Più che il social, ci serve il sociale

L’editoriale di Gesualdo Purziani

In questa settimana sociale della Chiesa italiana, mi piace fare una sottolineatura su due termini tanto usati in questo tempo che viviamo.

Una volta il termine “sociale” era riferito al mondo del volontariato, ad un certo tipo di comunicazione attenta ai problemi della gente, ai centri di aggregazione. Oggi, pur mantenendo questi significati, il più diffuso fa riferimento al web, cioè “social network”. Si moltiplica per l’intero pianeta ciò che prima era il semplice ritrovarsi in piazza, al bar, a casa di amici, al cinema, allo stadio, al parco, in spiaggia. Tutto questo ora può essere tenuto in una mano, portato nel taschino della giacca, posto sul tavolo da lavoro, conservato nella borsetta; basta un telefono! Sei “social” se hai sempre uno di questi strumenti con te, se no sei fuori dal mondo sia reale che virtuale. E il rischio è che non si fa più differenza tra reale e virtuale, i piani si confondono facilmente, le nuove generazioni non trovano spesso le differenze, gli adulti fanno anche peggio, a volte.

Le pagine dei social su internet sono piene di notizie, dati, foto, storie,diari intimi, questioni che “un tempo” si raccontavano solo alle persone di fiducia, agli amici più stretti. Pensiamo di essere più liberi, quando invece tutto è costruito per sapere chi siamo, quali desideri abbiamo, quali inclinazioni, perché ci possa essere offerto il prodotto ambito.
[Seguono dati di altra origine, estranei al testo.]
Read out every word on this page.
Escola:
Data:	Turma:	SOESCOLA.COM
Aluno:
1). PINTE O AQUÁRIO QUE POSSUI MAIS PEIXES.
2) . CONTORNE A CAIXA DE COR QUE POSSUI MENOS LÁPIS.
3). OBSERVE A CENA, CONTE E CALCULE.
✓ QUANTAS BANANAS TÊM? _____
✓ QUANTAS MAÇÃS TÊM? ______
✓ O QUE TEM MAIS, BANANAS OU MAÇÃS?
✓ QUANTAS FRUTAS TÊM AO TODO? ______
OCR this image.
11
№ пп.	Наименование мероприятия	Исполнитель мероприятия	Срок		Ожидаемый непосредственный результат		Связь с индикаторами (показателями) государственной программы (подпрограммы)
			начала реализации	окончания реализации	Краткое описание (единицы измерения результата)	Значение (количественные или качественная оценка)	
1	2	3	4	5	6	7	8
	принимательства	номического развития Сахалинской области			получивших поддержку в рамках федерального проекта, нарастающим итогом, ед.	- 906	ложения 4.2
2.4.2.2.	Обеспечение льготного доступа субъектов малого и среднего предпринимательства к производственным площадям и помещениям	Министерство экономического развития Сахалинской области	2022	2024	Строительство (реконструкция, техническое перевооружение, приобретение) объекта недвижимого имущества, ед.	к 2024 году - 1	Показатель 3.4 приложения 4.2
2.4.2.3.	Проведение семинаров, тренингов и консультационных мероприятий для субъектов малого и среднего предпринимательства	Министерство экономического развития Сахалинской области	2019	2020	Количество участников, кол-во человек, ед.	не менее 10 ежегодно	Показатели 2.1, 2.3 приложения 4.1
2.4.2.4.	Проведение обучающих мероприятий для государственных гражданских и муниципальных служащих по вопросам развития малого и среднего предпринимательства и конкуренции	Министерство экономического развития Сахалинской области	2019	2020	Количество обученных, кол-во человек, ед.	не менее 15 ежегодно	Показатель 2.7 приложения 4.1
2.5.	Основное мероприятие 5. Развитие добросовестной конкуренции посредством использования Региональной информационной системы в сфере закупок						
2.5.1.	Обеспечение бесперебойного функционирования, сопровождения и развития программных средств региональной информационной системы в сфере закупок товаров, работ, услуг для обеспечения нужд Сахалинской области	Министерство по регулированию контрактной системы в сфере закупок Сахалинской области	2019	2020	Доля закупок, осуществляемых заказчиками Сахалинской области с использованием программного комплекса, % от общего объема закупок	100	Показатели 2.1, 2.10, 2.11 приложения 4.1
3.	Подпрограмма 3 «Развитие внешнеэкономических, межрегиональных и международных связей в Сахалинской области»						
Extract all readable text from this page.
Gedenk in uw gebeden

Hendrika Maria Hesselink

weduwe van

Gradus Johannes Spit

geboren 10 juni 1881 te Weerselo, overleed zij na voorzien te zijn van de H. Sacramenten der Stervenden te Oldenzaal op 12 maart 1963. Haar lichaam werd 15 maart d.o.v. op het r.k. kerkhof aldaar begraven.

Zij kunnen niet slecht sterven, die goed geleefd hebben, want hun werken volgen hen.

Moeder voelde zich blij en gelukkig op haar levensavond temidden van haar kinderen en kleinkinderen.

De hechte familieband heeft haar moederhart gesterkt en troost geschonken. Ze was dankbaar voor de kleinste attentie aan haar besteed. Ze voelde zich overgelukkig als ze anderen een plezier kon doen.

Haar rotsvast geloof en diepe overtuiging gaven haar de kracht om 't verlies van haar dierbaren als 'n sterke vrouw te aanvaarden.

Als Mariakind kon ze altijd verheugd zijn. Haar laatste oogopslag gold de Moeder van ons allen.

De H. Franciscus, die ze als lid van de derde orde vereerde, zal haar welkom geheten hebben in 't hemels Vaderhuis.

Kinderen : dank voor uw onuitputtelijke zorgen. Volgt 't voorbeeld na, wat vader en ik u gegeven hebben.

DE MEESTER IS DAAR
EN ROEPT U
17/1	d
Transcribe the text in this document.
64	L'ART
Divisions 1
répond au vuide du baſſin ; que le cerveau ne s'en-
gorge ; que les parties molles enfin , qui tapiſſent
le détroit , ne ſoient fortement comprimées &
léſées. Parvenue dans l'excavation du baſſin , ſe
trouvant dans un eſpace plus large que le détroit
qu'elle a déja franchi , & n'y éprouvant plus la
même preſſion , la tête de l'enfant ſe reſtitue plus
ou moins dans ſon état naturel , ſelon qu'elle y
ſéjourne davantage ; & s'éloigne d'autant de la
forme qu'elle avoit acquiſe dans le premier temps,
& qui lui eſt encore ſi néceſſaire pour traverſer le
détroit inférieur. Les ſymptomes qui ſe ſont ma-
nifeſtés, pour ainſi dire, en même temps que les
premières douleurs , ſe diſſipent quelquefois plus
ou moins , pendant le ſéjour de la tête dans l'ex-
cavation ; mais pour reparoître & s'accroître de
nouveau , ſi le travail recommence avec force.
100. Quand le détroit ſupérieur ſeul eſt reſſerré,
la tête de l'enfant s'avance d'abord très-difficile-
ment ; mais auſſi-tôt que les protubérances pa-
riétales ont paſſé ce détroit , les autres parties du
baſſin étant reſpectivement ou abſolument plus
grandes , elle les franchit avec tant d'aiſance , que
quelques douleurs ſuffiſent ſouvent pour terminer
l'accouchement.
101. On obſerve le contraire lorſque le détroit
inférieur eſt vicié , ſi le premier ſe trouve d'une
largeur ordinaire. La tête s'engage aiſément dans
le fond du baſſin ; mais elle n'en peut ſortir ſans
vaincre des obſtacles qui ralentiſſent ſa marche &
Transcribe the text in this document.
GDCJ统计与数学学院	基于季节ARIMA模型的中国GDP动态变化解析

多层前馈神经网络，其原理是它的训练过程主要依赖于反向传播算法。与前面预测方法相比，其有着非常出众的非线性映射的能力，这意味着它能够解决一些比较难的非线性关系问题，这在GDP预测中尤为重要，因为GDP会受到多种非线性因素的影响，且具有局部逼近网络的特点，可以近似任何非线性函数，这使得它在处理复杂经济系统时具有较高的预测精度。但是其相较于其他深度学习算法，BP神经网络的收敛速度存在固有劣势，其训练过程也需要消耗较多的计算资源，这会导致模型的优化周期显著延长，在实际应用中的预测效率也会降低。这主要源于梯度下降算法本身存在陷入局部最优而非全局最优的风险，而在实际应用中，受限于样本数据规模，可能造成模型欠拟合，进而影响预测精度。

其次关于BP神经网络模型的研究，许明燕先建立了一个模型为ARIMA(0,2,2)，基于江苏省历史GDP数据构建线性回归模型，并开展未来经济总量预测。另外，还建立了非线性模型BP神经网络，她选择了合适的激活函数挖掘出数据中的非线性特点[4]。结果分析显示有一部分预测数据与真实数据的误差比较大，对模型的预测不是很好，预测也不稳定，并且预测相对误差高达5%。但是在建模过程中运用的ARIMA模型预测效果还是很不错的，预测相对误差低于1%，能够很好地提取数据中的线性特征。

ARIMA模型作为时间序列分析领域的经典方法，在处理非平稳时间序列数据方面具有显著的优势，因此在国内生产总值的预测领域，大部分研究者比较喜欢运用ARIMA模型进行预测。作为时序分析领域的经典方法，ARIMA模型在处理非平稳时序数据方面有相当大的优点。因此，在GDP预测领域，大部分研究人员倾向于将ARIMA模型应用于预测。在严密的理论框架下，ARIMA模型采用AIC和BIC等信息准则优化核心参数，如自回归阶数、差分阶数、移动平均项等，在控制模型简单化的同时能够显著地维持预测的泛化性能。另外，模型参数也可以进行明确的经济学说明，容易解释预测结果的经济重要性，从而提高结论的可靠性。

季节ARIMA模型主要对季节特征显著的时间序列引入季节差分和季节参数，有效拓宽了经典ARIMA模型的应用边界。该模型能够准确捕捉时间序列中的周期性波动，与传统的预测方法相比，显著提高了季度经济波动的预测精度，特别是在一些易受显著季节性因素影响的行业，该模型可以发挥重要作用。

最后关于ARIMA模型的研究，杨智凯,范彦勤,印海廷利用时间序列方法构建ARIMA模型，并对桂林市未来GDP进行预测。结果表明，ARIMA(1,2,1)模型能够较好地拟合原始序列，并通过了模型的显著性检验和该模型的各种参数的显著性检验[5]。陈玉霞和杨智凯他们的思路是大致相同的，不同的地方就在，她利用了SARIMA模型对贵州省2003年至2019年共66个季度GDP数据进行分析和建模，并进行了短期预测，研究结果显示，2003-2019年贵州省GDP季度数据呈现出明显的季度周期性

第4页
Che il “social” torni ad essere “sociale”, quindi a far stare bene chi ne fa uso, a riunire le famiglie, a creare legami positivi, a stimolare la cultura, a generare pace, a riavvicinare i lontani; la “rete” torni ad essere una rete che salva come quella su cui si gioca a saltare più in alto divertendoci, come quella che sostiene i materassi su cui riposiamo, come quella che si intreccia nel momento di bisogno di qualcuno o della collettività.